I started googling and very soon came across a site called RealClimate. I found a similar question and most importantly, it was answered. I found the answer a bit harsh, something in the line of: global warming is still here, everything was still in line with global warming and it was not really smart to think otherwise. So, here I found my answer, global warming was still here, nothing changed and heat would soon resurface. That was it. I ended my search because the answer fitted my belief perfectly.

But not for long. In a way, I was not satisfied with this answer. I had a problems with the tone in which the answer was given. I was very surprised that a scientist would need to give a sneer to anyone who has a different opinion. At that time I believed there was a overwhelming consensus among scientists and only a few Big Oil-ers denied the truth. But if that was true, there was no reason why anyone from the “proper” side of the debate had to defend himself against someone with an honest question!?!?

Back to square one

Normally I would have stopped there, but I had some time and I really wanted to know. In no time I found myself googling on my question again. At first it was hard, I still believed in catastrophic anthropogenic global warming and without even thinking I categorized everyone who doubted global warming as chills of Big Oil or at least people with an hidden agenda. Needless to say I got nowhere, I only looked at one side of the story and ignored the other side completely, this because my belief that “non-believers” couldn’t be right didn’t allow for considering their views or arguments.

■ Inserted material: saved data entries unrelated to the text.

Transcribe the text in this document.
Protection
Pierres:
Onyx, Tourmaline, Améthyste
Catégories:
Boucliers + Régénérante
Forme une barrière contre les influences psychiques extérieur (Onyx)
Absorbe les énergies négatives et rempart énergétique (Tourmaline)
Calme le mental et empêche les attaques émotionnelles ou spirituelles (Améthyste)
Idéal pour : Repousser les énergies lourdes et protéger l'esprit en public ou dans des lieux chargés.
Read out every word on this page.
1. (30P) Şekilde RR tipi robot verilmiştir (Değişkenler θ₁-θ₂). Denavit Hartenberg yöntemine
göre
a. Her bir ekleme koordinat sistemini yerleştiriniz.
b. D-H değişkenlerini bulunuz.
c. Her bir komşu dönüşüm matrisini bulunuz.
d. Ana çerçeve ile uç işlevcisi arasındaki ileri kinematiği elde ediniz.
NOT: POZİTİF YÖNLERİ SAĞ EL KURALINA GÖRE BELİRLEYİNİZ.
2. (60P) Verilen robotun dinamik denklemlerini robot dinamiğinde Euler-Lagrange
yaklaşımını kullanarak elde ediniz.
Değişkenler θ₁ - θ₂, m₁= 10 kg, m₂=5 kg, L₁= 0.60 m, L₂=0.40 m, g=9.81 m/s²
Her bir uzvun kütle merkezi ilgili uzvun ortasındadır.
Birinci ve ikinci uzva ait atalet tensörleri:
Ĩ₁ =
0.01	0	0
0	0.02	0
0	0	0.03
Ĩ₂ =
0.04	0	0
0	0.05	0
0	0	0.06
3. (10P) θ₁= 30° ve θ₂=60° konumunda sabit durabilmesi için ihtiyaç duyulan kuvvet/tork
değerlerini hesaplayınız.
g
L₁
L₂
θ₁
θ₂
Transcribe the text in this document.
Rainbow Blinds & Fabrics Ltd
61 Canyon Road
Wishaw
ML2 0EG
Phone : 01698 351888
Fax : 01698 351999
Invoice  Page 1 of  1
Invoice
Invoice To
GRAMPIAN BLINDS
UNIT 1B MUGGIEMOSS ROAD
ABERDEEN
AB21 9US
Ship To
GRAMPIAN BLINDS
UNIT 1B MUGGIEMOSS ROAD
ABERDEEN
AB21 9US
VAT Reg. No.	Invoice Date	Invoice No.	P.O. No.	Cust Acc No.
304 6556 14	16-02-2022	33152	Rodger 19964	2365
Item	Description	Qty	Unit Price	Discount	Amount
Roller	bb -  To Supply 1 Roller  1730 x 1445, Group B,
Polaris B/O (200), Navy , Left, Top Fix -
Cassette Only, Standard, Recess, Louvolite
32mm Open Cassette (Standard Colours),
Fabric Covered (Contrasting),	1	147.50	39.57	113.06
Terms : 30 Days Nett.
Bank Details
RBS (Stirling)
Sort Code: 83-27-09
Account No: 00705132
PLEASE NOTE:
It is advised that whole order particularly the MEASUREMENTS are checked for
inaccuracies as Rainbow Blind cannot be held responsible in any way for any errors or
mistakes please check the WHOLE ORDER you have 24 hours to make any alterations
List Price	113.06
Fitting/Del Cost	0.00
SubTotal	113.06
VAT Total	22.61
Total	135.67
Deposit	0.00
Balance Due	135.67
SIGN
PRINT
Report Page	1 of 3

Then I had an idea. I knew that the movie An The Inconvenient Truth of Al Gore was about global warming. I didn’t see this movie in 2006, but I knew it had quite some impact on people around me. I wanted to know the real story of global warming and the science behind it, so I assumed this would be a good start for my search. Picture my surprise when I found more sites handling the mistakes of the film than the merits! Bit by bit I saw most of the movie online. I was prepared that there would be some exaggerations in the film to give it more impact, but it was more than I could handle.

This made me more determined to dig even deeper. Slowly I started to look at skeptical sites. The more I did, the more I really got confused. Skeptical sites said temperatures are cyclical in nature and they had proof of this. But pro global warming sites said it was warming at an unprecedented rate because of us humans and they also had proof of it. It seemed both reasonable and I didn’t know what to believe.